Jones v. Galveston, H. & S. A. Ry. Co.

PLY, C. J.

Appellant sued the Gulf, Colorado & Santa Eé Railway and the Galveston, Harrisburg & San Antonio Railway Company, for the value of a mare, which was shipped from Temple to Edna, Tex., and which, it was alleged, died from injuries received on the train. The suit originated in the justice’s court, where judgment was rendered in favor of appellant for $150. On appeal to the county court a jury trial was had resulting in a verdict and judgment in favor of appellees.

No objections were urged to the charge of the court or to special charges requested by appellees and given by the court, and the first and second assignments, which complain of the charges, must be overruled.
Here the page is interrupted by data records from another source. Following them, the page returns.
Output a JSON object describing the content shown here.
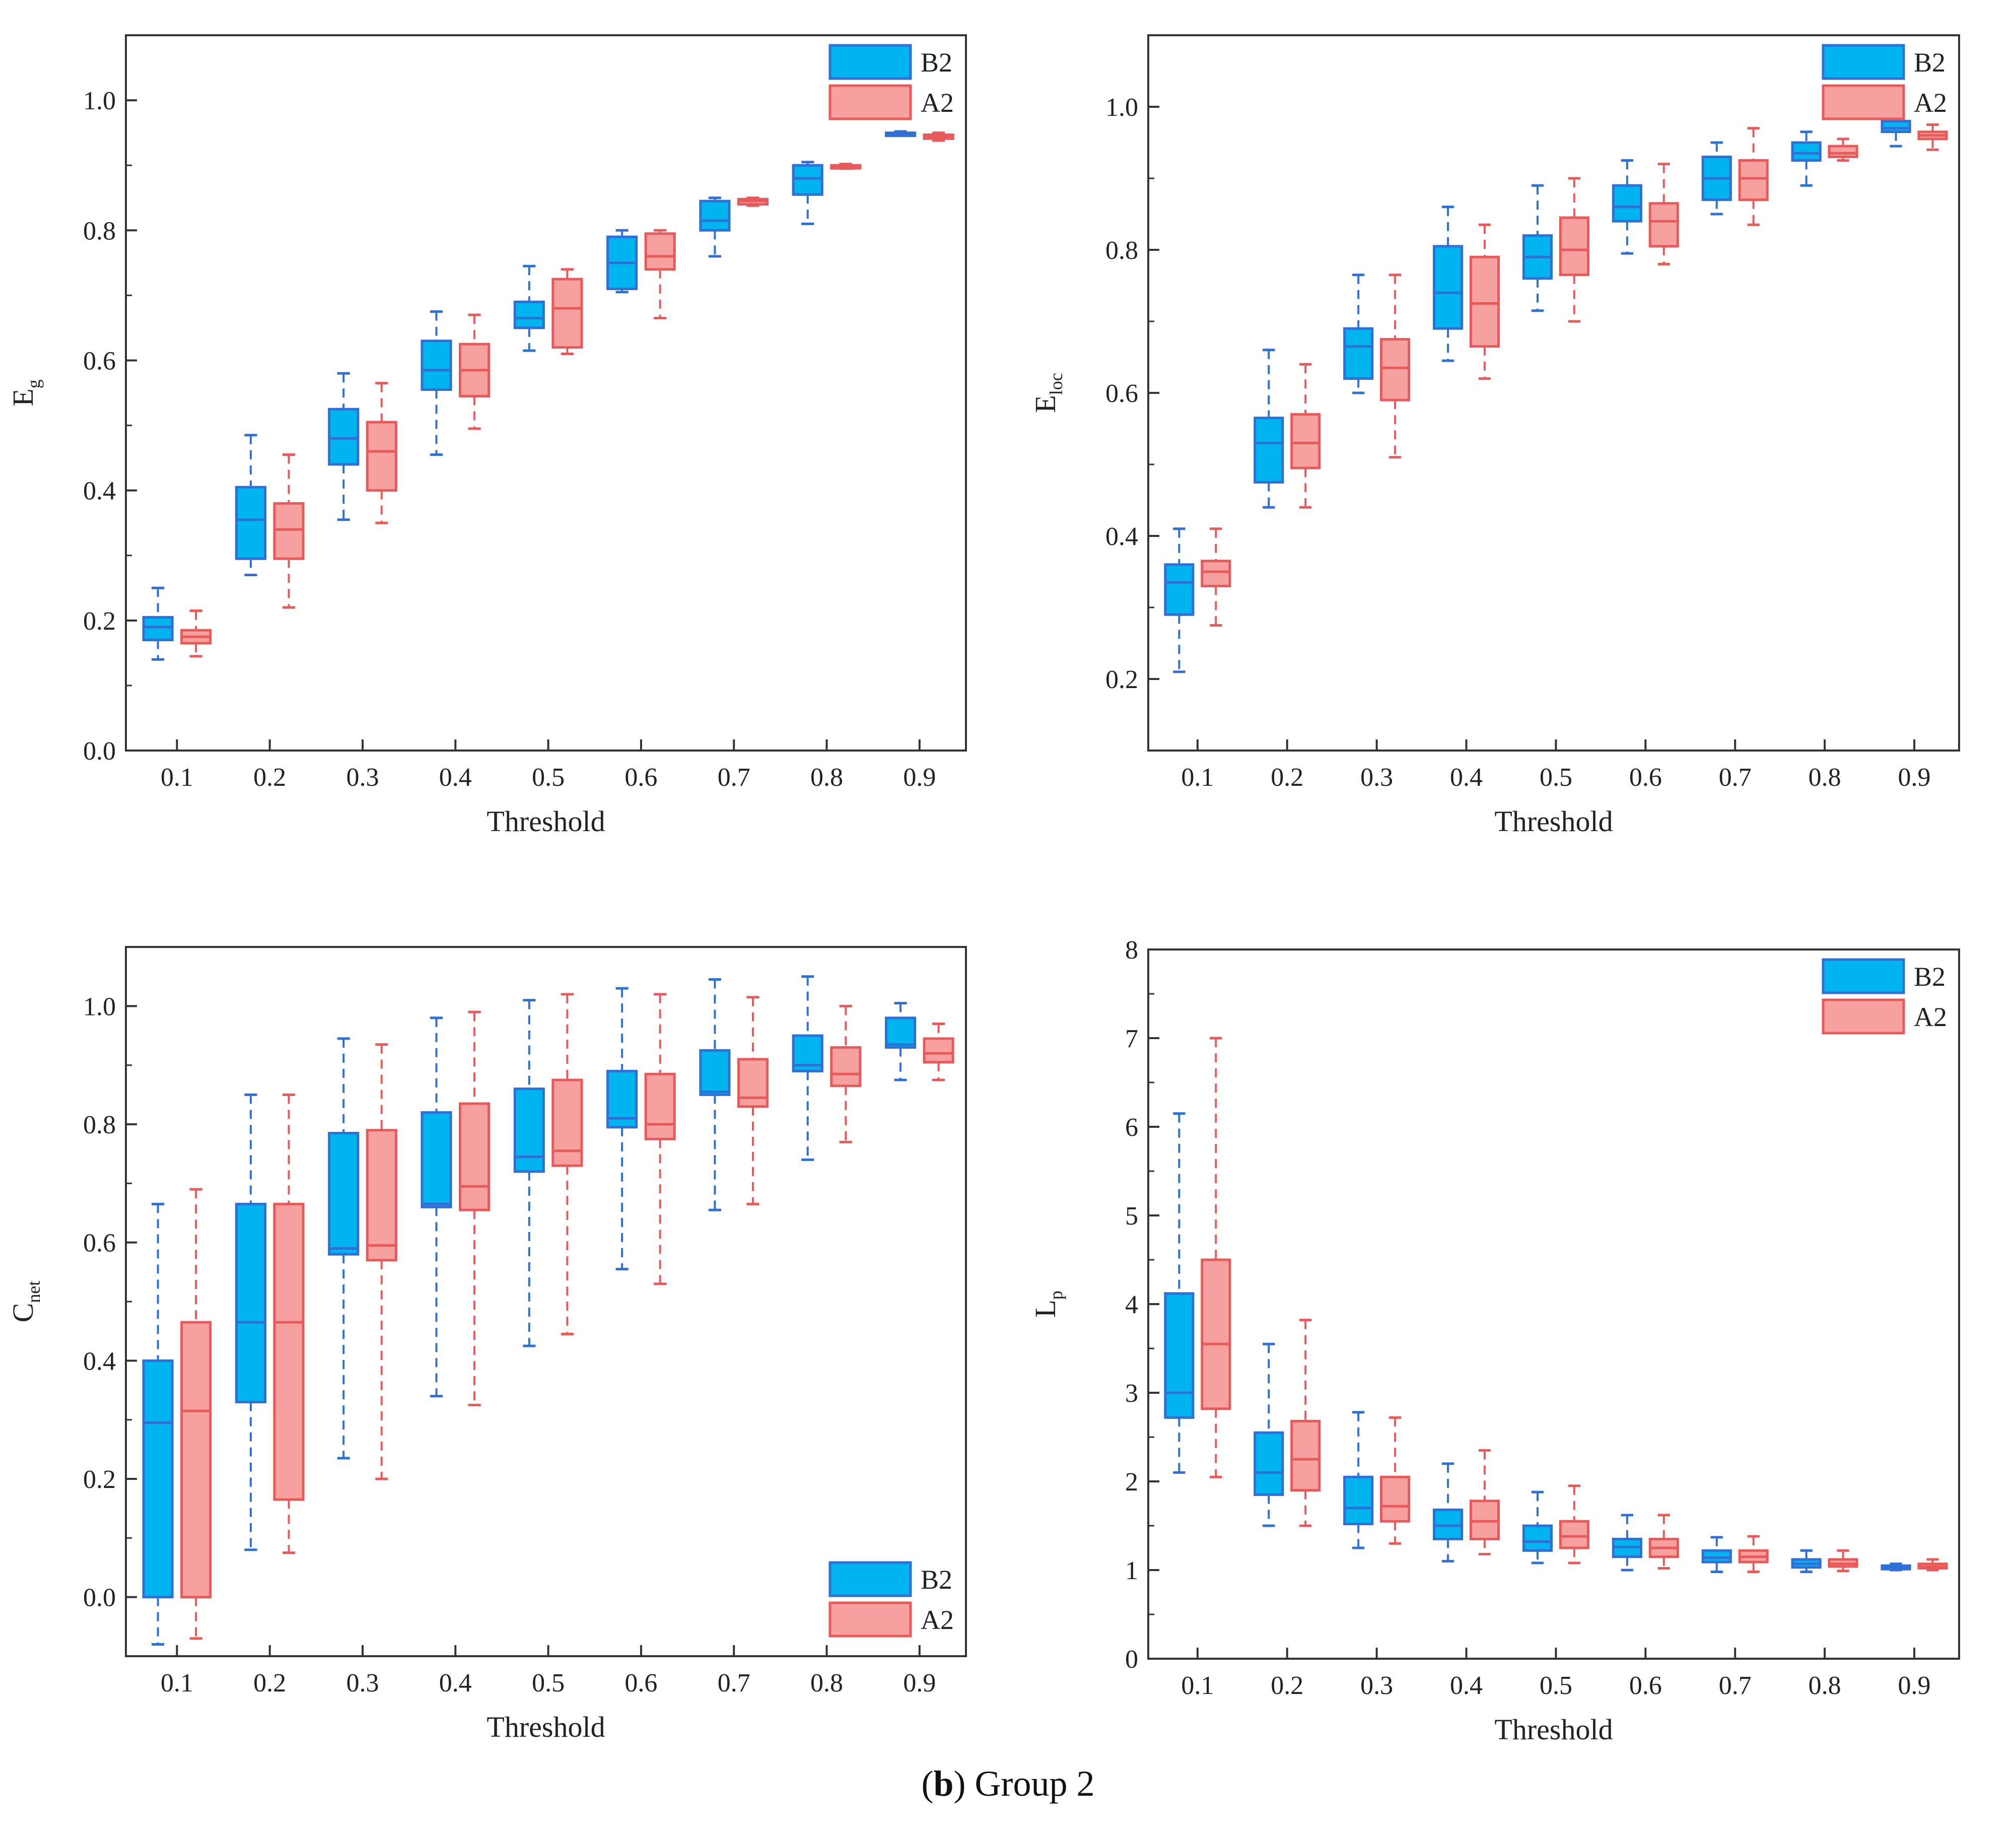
{
  "caption": {
    "open": "(",
    "letter": "b",
    "close": ")",
    "text": " Group 2"
  },
  "colors": {
    "B2_fill": "#00b4f0",
    "B2_stroke": "#2f6fd6",
    "A2_fill": "#f7a0a0",
    "A2_stroke": "#e85a5a"
  },
  "chart_data": [
    {
      "type": "box",
      "id": "eg",
      "title": "",
      "xlabel": "Threshold",
      "ylabel": "E",
      "ylabel_sub": "g",
      "categories": [
        "0.1",
        "0.2",
        "0.3",
        "0.4",
        "0.5",
        "0.6",
        "0.7",
        "0.8",
        "0.9"
      ],
      "ylim": [
        0,
        1.1
      ],
      "yticks": [
        0.0,
        0.2,
        0.4,
        0.6,
        0.8,
        1.0
      ],
      "ytick_labels": [
        "0.0",
        "0.2",
        "0.4",
        "0.6",
        "0.8",
        "1.0"
      ],
      "legend": {
        "position": "top-right",
        "entries": [
          "B2",
          "A2"
        ]
      },
      "series": [
        {
          "name": "B2",
          "boxes": [
            {
              "min": 0.14,
              "q1": 0.17,
              "median": 0.19,
              "q3": 0.205,
              "max": 0.25
            },
            {
              "min": 0.27,
              "q1": 0.295,
              "median": 0.355,
              "q3": 0.405,
              "max": 0.485
            },
            {
              "min": 0.355,
              "q1": 0.44,
              "median": 0.48,
              "q3": 0.525,
              "max": 0.58
            },
            {
              "min": 0.455,
              "q1": 0.555,
              "median": 0.585,
              "q3": 0.63,
              "max": 0.675
            },
            {
              "min": 0.615,
              "q1": 0.65,
              "median": 0.665,
              "q3": 0.69,
              "max": 0.745
            },
            {
              "min": 0.705,
              "q1": 0.71,
              "median": 0.75,
              "q3": 0.79,
              "max": 0.8
            },
            {
              "min": 0.76,
              "q1": 0.8,
              "median": 0.815,
              "q3": 0.845,
              "max": 0.85
            },
            {
              "min": 0.81,
              "q1": 0.855,
              "median": 0.88,
              "q3": 0.9,
              "max": 0.905
            },
            {
              "min": 0.946,
              "q1": 0.948,
              "median": 0.949,
              "q3": 0.95,
              "max": 0.952
            }
          ]
        },
        {
          "name": "A2",
          "boxes": [
            {
              "min": 0.145,
              "q1": 0.165,
              "median": 0.175,
              "q3": 0.185,
              "max": 0.215
            },
            {
              "min": 0.22,
              "q1": 0.295,
              "median": 0.34,
              "q3": 0.38,
              "max": 0.455
            },
            {
              "min": 0.35,
              "q1": 0.4,
              "median": 0.46,
              "q3": 0.505,
              "max": 0.565
            },
            {
              "min": 0.495,
              "q1": 0.545,
              "median": 0.585,
              "q3": 0.625,
              "max": 0.67
            },
            {
              "min": 0.61,
              "q1": 0.62,
              "median": 0.68,
              "q3": 0.725,
              "max": 0.74
            },
            {
              "min": 0.665,
              "q1": 0.74,
              "median": 0.76,
              "q3": 0.795,
              "max": 0.8
            },
            {
              "min": 0.838,
              "q1": 0.84,
              "median": 0.845,
              "q3": 0.848,
              "max": 0.85
            },
            {
              "min": 0.895,
              "q1": 0.897,
              "median": 0.899,
              "q3": 0.9,
              "max": 0.902
            },
            {
              "min": 0.938,
              "q1": 0.941,
              "median": 0.944,
              "q3": 0.947,
              "max": 0.95
            }
          ]
        }
      ]
    },
    {
      "type": "box",
      "id": "eloc",
      "title": "",
      "xlabel": "Threshold",
      "ylabel": "E",
      "ylabel_sub": "loc",
      "categories": [
        "0.1",
        "0.2",
        "0.3",
        "0.4",
        "0.5",
        "0.6",
        "0.7",
        "0.8",
        "0.9"
      ],
      "ylim": [
        0.1,
        1.1
      ],
      "yticks": [
        0.2,
        0.4,
        0.6,
        0.8,
        1.0
      ],
      "ytick_labels": [
        "0.2",
        "0.4",
        "0.6",
        "0.8",
        "1.0"
      ],
      "legend": {
        "position": "top-right",
        "entries": [
          "B2",
          "A2"
        ]
      },
      "series": [
        {
          "name": "B2",
          "boxes": [
            {
              "min": 0.21,
              "q1": 0.29,
              "median": 0.335,
              "q3": 0.36,
              "max": 0.41
            },
            {
              "min": 0.44,
              "q1": 0.475,
              "median": 0.53,
              "q3": 0.565,
              "max": 0.66
            },
            {
              "min": 0.6,
              "q1": 0.62,
              "median": 0.665,
              "q3": 0.69,
              "max": 0.765
            },
            {
              "min": 0.645,
              "q1": 0.69,
              "median": 0.74,
              "q3": 0.805,
              "max": 0.86
            },
            {
              "min": 0.715,
              "q1": 0.76,
              "median": 0.79,
              "q3": 0.82,
              "max": 0.89
            },
            {
              "min": 0.795,
              "q1": 0.84,
              "median": 0.86,
              "q3": 0.89,
              "max": 0.925
            },
            {
              "min": 0.85,
              "q1": 0.87,
              "median": 0.9,
              "q3": 0.93,
              "max": 0.95
            },
            {
              "min": 0.89,
              "q1": 0.925,
              "median": 0.935,
              "q3": 0.95,
              "max": 0.965
            },
            {
              "min": 0.945,
              "q1": 0.965,
              "median": 0.97,
              "q3": 0.98,
              "max": 0.99
            }
          ]
        },
        {
          "name": "A2",
          "boxes": [
            {
              "min": 0.275,
              "q1": 0.33,
              "median": 0.35,
              "q3": 0.365,
              "max": 0.41
            },
            {
              "min": 0.44,
              "q1": 0.495,
              "median": 0.53,
              "q3": 0.57,
              "max": 0.64
            },
            {
              "min": 0.51,
              "q1": 0.59,
              "median": 0.635,
              "q3": 0.675,
              "max": 0.765
            },
            {
              "min": 0.62,
              "q1": 0.665,
              "median": 0.725,
              "q3": 0.79,
              "max": 0.835
            },
            {
              "min": 0.7,
              "q1": 0.765,
              "median": 0.8,
              "q3": 0.845,
              "max": 0.9
            },
            {
              "min": 0.78,
              "q1": 0.805,
              "median": 0.84,
              "q3": 0.865,
              "max": 0.92
            },
            {
              "min": 0.835,
              "q1": 0.87,
              "median": 0.9,
              "q3": 0.925,
              "max": 0.97
            },
            {
              "min": 0.925,
              "q1": 0.93,
              "median": 0.935,
              "q3": 0.945,
              "max": 0.955
            },
            {
              "min": 0.94,
              "q1": 0.955,
              "median": 0.96,
              "q3": 0.965,
              "max": 0.975
            }
          ]
        }
      ]
    },
    {
      "type": "box",
      "id": "cnet",
      "title": "",
      "xlabel": "Threshold",
      "ylabel": "C",
      "ylabel_sub": "net",
      "categories": [
        "0.1",
        "0.2",
        "0.3",
        "0.4",
        "0.5",
        "0.6",
        "0.7",
        "0.8",
        "0.9"
      ],
      "ylim": [
        -0.1,
        1.1
      ],
      "yticks": [
        0.0,
        0.2,
        0.4,
        0.6,
        0.8,
        1.0
      ],
      "ytick_labels": [
        "0.0",
        "0.2",
        "0.4",
        "0.6",
        "0.8",
        "1.0"
      ],
      "legend": {
        "position": "bottom-right",
        "entries": [
          "B2",
          "A2"
        ]
      },
      "series": [
        {
          "name": "B2",
          "boxes": [
            {
              "min": -0.08,
              "q1": 0.0,
              "median": 0.295,
              "q3": 0.4,
              "max": 0.665
            },
            {
              "min": 0.08,
              "q1": 0.33,
              "median": 0.465,
              "q3": 0.665,
              "max": 0.85
            },
            {
              "min": 0.235,
              "q1": 0.58,
              "median": 0.59,
              "q3": 0.785,
              "max": 0.945
            },
            {
              "min": 0.34,
              "q1": 0.66,
              "median": 0.665,
              "q3": 0.82,
              "max": 0.98
            },
            {
              "min": 0.425,
              "q1": 0.72,
              "median": 0.745,
              "q3": 0.86,
              "max": 1.01
            },
            {
              "min": 0.555,
              "q1": 0.795,
              "median": 0.81,
              "q3": 0.89,
              "max": 1.03
            },
            {
              "min": 0.655,
              "q1": 0.85,
              "median": 0.855,
              "q3": 0.925,
              "max": 1.045
            },
            {
              "min": 0.74,
              "q1": 0.89,
              "median": 0.9,
              "q3": 0.95,
              "max": 1.05
            },
            {
              "min": 0.875,
              "q1": 0.93,
              "median": 0.935,
              "q3": 0.98,
              "max": 1.005
            }
          ]
        },
        {
          "name": "A2",
          "boxes": [
            {
              "min": -0.07,
              "q1": 0.0,
              "median": 0.315,
              "q3": 0.465,
              "max": 0.69
            },
            {
              "min": 0.075,
              "q1": 0.165,
              "median": 0.465,
              "q3": 0.665,
              "max": 0.85
            },
            {
              "min": 0.2,
              "q1": 0.57,
              "median": 0.595,
              "q3": 0.79,
              "max": 0.935
            },
            {
              "min": 0.325,
              "q1": 0.655,
              "median": 0.695,
              "q3": 0.835,
              "max": 0.99
            },
            {
              "min": 0.445,
              "q1": 0.73,
              "median": 0.755,
              "q3": 0.875,
              "max": 1.02
            },
            {
              "min": 0.53,
              "q1": 0.775,
              "median": 0.8,
              "q3": 0.885,
              "max": 1.02
            },
            {
              "min": 0.665,
              "q1": 0.83,
              "median": 0.845,
              "q3": 0.91,
              "max": 1.015
            },
            {
              "min": 0.77,
              "q1": 0.865,
              "median": 0.885,
              "q3": 0.93,
              "max": 1.0
            },
            {
              "min": 0.875,
              "q1": 0.905,
              "median": 0.92,
              "q3": 0.945,
              "max": 0.97
            }
          ]
        }
      ]
    },
    {
      "type": "box",
      "id": "lp",
      "title": "",
      "xlabel": "Threshold",
      "ylabel": "L",
      "ylabel_sub": "p",
      "categories": [
        "0.1",
        "0.2",
        "0.3",
        "0.4",
        "0.5",
        "0.6",
        "0.7",
        "0.8",
        "0.9"
      ],
      "ylim": [
        0,
        8
      ],
      "yticks": [
        0,
        1,
        2,
        3,
        4,
        5,
        6,
        7,
        8
      ],
      "ytick_labels": [
        "0",
        "1",
        "2",
        "3",
        "4",
        "5",
        "6",
        "7",
        "8"
      ],
      "legend": {
        "position": "top-right",
        "entries": [
          "B2",
          "A2"
        ]
      },
      "series": [
        {
          "name": "B2",
          "boxes": [
            {
              "min": 2.1,
              "q1": 2.72,
              "median": 3.0,
              "q3": 4.12,
              "max": 6.15
            },
            {
              "min": 1.5,
              "q1": 1.85,
              "median": 2.1,
              "q3": 2.55,
              "max": 3.55
            },
            {
              "min": 1.25,
              "q1": 1.52,
              "median": 1.7,
              "q3": 2.05,
              "max": 2.78
            },
            {
              "min": 1.1,
              "q1": 1.35,
              "median": 1.5,
              "q3": 1.68,
              "max": 2.2
            },
            {
              "min": 1.08,
              "q1": 1.22,
              "median": 1.32,
              "q3": 1.5,
              "max": 1.88
            },
            {
              "min": 1.0,
              "q1": 1.15,
              "median": 1.26,
              "q3": 1.35,
              "max": 1.62
            },
            {
              "min": 0.98,
              "q1": 1.09,
              "median": 1.14,
              "q3": 1.22,
              "max": 1.37
            },
            {
              "min": 0.98,
              "q1": 1.03,
              "median": 1.07,
              "q3": 1.12,
              "max": 1.22
            },
            {
              "min": 1.0,
              "q1": 1.01,
              "median": 1.03,
              "q3": 1.05,
              "max": 1.07
            }
          ]
        },
        {
          "name": "A2",
          "boxes": [
            {
              "min": 2.05,
              "q1": 2.82,
              "median": 3.55,
              "q3": 4.5,
              "max": 7.0
            },
            {
              "min": 1.5,
              "q1": 1.9,
              "median": 2.25,
              "q3": 2.68,
              "max": 3.82
            },
            {
              "min": 1.3,
              "q1": 1.55,
              "median": 1.72,
              "q3": 2.05,
              "max": 2.72
            },
            {
              "min": 1.18,
              "q1": 1.35,
              "median": 1.55,
              "q3": 1.78,
              "max": 2.35
            },
            {
              "min": 1.08,
              "q1": 1.25,
              "median": 1.38,
              "q3": 1.55,
              "max": 1.95
            },
            {
              "min": 1.02,
              "q1": 1.15,
              "median": 1.25,
              "q3": 1.35,
              "max": 1.62
            },
            {
              "min": 0.98,
              "q1": 1.09,
              "median": 1.15,
              "q3": 1.22,
              "max": 1.38
            },
            {
              "min": 0.99,
              "q1": 1.04,
              "median": 1.07,
              "q3": 1.12,
              "max": 1.22
            },
            {
              "min": 1.0,
              "q1": 1.02,
              "median": 1.04,
              "q3": 1.07,
              "max": 1.12
            }
          ]
        }
      ]
    }
  ]
}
In article 1971, Revised Statutes 1911, as amended by Acts 33d Leg. c. 59, § 3 (Vernon’s Sayles’ Ann. Civ. St. 1914, art. 1971), it is provided that the court shall submit its charge to the attorneys for inspection, and that any objections thereto must be presented to the court before the charge is read to the jury, and all objections not so made shall be considered as waived. In article 2061, as amended by Acts 33d Leg. e. 59, § 3 (Vernon’s Sayles’ Ann. Civ. St. 1914, art. 2061), it is reiterated that:

“The ruling of the court in the giving, refusing, or qualifying of instructions to the jury shall be regarded as approved unless excepted to as provided for in the foregoing articles.”

These articles have been considered and enforced in a number of decisions. Railway v. Dickey (Sup.) 187 S. W. 184; Cleburne Street Railway v. Barnes, 168 S. W. 991; Elser v. Putnam Co., 171 S. W. 1052; Railway v. Smith, 172 S. W. 750; Railway v. West, 174 S. W. 287; Modern Woodmen v. Yanowsky, 187 S. W. 728; Roberts v. Houston Motor Co., 188 S. W. 257. Objections to the charge in an amended motion for new trial, filed about two weeks after the trial, did not meet the demands of the statute.

The third and fourth assignments of error question the sufficiency of the evidence to sustain the vérdict, but cannot be sustained because appellant did not object to the presentation of the cause to the jury, making no objections to the charge, and making no request to charge the jury to return a verdict for appellant. We will say, however, that there was evidence that would sustain the verdict of the jury.

There is no error presented requiring a reversal, and the judgment is affirmed.